The reality of worrying about “what others think” fascinates me. We all claim that we don’t care, but that’s the biggest lie we can tell ourselves. We do care. It’s just that, sometimes, it’s important to think about something OTHER than what other people may mutter under their breath.

There is a reason that almost all models considered “serious” are painted with airbrushes and displayed in a “on the ground” configuration. But doggone it. It’s not a good reason. Find your own path.

My next model is going to be wheels up. Take that, Beast of Group Approval.

 

 

5 Replies to “Take a Stand”

  1. I didn’t know it was such a big deal. Did you know that every aircraft I have built since ‘coming back’ has been ‘in flight’ on a stand? Thats right, every one. Hence every one has a pilot in, fully painted, with gunner (pending aircraft) hacked up so the arms look like they are gripping the MG. I like a model to be in its natural element. Wheels down with an open cockpit is nice, but I have never built one this way.

    My favourite stands have always been the Matchbox stands, and I would seriously pay money for these things, but they are nowhere to be had. Build on ball swivels, I can turn the aircraft whatever way I choose, instead of the airfix stands where the aircraft is stuck in one stance. The stands supplied in the airfix dogfight doubles are nice, with one big stand and prongs for each aircraft, but they only come in the overpriced kits.

    I have been trying to design my own stands, but good materials are hard to come by. I think I will look for some wooden drink coasters and sand up some sticks off the local trees and see how I go, constructing a ‘cradle’ inside the airframe for it to sit in.

    It would be so much easier if they simply put the stands back in model aircraft though, especially the matchbox type….

  2. I even noticed some companies have stopped putting pilots in the kits! And when I complained about this on some of the modeling forums some time ago, I was told it was better this way!

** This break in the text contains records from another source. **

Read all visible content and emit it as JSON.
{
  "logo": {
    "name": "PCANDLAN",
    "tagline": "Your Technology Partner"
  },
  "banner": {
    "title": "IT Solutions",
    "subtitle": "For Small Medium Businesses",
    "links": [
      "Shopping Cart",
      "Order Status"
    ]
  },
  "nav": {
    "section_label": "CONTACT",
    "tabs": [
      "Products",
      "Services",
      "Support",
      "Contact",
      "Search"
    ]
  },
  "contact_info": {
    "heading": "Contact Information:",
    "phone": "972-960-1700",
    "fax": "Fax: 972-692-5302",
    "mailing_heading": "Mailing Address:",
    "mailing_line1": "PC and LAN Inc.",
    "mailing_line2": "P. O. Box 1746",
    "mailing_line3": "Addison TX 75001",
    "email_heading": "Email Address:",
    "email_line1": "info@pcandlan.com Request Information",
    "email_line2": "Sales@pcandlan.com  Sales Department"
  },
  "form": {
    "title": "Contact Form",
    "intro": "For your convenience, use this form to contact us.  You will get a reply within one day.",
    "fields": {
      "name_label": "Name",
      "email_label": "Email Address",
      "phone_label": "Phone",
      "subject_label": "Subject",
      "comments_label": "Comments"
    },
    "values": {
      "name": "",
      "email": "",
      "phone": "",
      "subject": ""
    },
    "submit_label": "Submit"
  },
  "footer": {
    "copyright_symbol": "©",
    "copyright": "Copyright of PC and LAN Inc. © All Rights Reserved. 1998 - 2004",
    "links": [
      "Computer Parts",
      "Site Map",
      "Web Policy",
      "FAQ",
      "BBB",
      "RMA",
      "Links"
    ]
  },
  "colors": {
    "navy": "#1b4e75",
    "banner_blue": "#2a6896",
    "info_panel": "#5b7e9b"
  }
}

  3. Well an aeroplane on a stand is a kind of diorama in itself! 😉
    I rarely build aircraft flying. When I grew up in Greenland aircraft would be sitting on the tarmac or helipad or I would be inside of it! Of course at times I saw them in the air and that was nice but that would be the prologue to me going to the airport/helipad to fly. 😀
    At times I do build a flying aircraft; because the story warrants it or out of necessity. For the first one the Bf-110 of Wolfgang Falck approaching Værløse Airfield on the morning of 9. April 1940. The second like when I couldn’t get the undercarriage of the Airfix Mosquito to sit right into the wheelwell or had borrowed the nosewheel of the Airfix Phantom for building a Naval Jaguar!
    Then of course there is the issue of geardoors… closing the Bf-110 ones made for need of lots of putty to make them look closed and not gaping. The geardoors of the older kits was much easier to fix in the closed position.
    This is just one issue but it also pertains to other matters as when on some aircraft part of the geardoors would shut when the landing gear is deployed… So making silly undersized geardoors isn’t all there is to it dear kit makers. 🙂
    Leaving out pilots or crew or ordenance is a deficit in a kit to me. The crews aren’t that important to me but when I need them I need them and don’t like to buy expensive pilots – is anybody doing such in 1/72 scale? Ordenance is another matter – WWII aircraft usually does have it but modern jets!!! They have been in action all over the world since WWII so why leave it out! Of course equipment changes but for the basics…
    Oh and do I care what others think of my modelling. It’s mine, my own – my … precious! 😉

  4. Ah yes, the undersize doors for the wheel wells…annoying.

    But then you build an older Heller kit or derivative and…you can see up to the pilot through the wheel wells when the wheels are down!

    1. Correct – though the old kit shortcomings are easily remedied. At least when you’ve build one you know what to look for. Those are in need of an enlarged cockpit floor and usually a dashboard or in the case of the FW 190 a wheelwell cover with holes drilled appropriately into it.
      Returning to the main issue; of the new kits I’ve bought Tamiya have been the ones to still include a stand and a very nice one too – though no pilot!